September 2010| 1,022 views

Words: Thilini Kahandawaarachchi | Photographs: Mahesh Prasantha |  Prabhath Chathuranga |  Meneka Aravinda

Perhaps the most anticipated of all fruit seasons in Sri Lanka, Rambutan time is the vibrantly colourful and the enticingly exciting. Awaited by the young and the old alike, it is a period when the roadside stalls around the country display neatly arranged piles of bright red rambutan. A tropical fruit that is native to South East Asia, rambutan has a hairy peel. Breaking it open may seem quite a task, but the sweet, juicy flesh that tastes similar to lychee or even grape is a real reward for the effort. Indeed a true tropical gift, rambutan comes in many varieties; the most popular known as Malwana rambutan is commonly found around the Malwana area. It is a must try for any visitor to the country during the season, which is currently on.

Though not typically Sri Lankan, the notorious odour of durian precedes it and thanks to its attack on the olfactory senses, people either love it or loathe it. The durian season coincides with that of rambutan, but unlike rambutan it is comparatively large in size and has a thorny husk. It has a creamy white flesh, which tastes somewhat similar to custard. Quite similar to jackfruit in appearance, though smaller, it is said that even elephants do not go under durian trees for the fear of the fruits falling on them. But then it is no cause for wonder. Imagine a large, thorny durian falling from 40 metres above!

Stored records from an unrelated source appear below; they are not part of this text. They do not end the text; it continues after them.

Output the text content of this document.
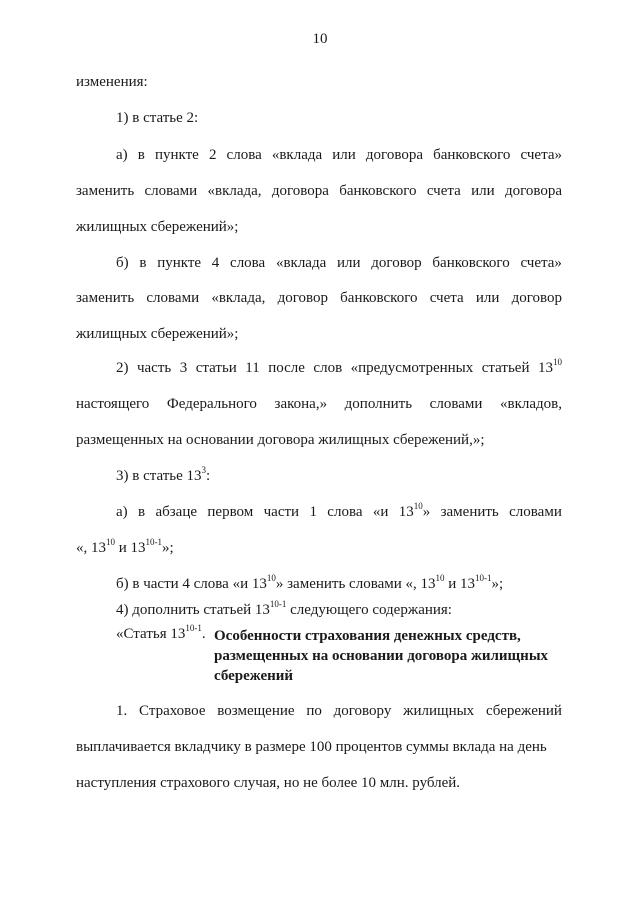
10
изменения:
1) в статье 2:
а) в пункте 2 слова «вклада или договора банковского счета»
заменить словами «вклада, договора банковского счета или договора
жилищных сбережений»;
б) в пункте 4 слова «вклада или договор банковского счета»
заменить словами «вклада, договор банковского счета или договор
жилищных сбережений»;
2) часть 3 статьи 11 после слов «предусмотренных статьей $13^{10}$
настоящего Федерального закона,» дополнить словами «вкладов,
размещенных на основании договора жилищных сбережений,»;
3) в статье $13^3$:
а) в абзаце первом части 1 слова «и $13^{10}$» заменить словами
«, $13^{10}$ и 13$^{10-1}$»;
б) в части 4 слова «и $13^{10}$» заменить словами «, $13^{10}$ и 13$^{10-1}$»;
4) дополнить статьей 13$^{10-1}$ следующего содержания:
«Статья 13$^{10-1}$. Особенности страхования денежных средств, размещенных на основании договора жилищных сбережений
1. Страховое возмещение по договору жилищных сбережений
выплачивается вкладчику в размере 100 процентов суммы вклада на день
наступления страхового случая, но не более 10 млн. рублей.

Though lesser known compared to rambutan or durian, and not so widely available, naminang or nangnang is another Sri Lankan fruit. In the backyard gardens of village houses there is always a naminang tree, which has fruits along its trunk. naminang has an awkward shape and an uneven greenish brown exterior, but when ripe it turns slightly yellow and has a sour sweet taste.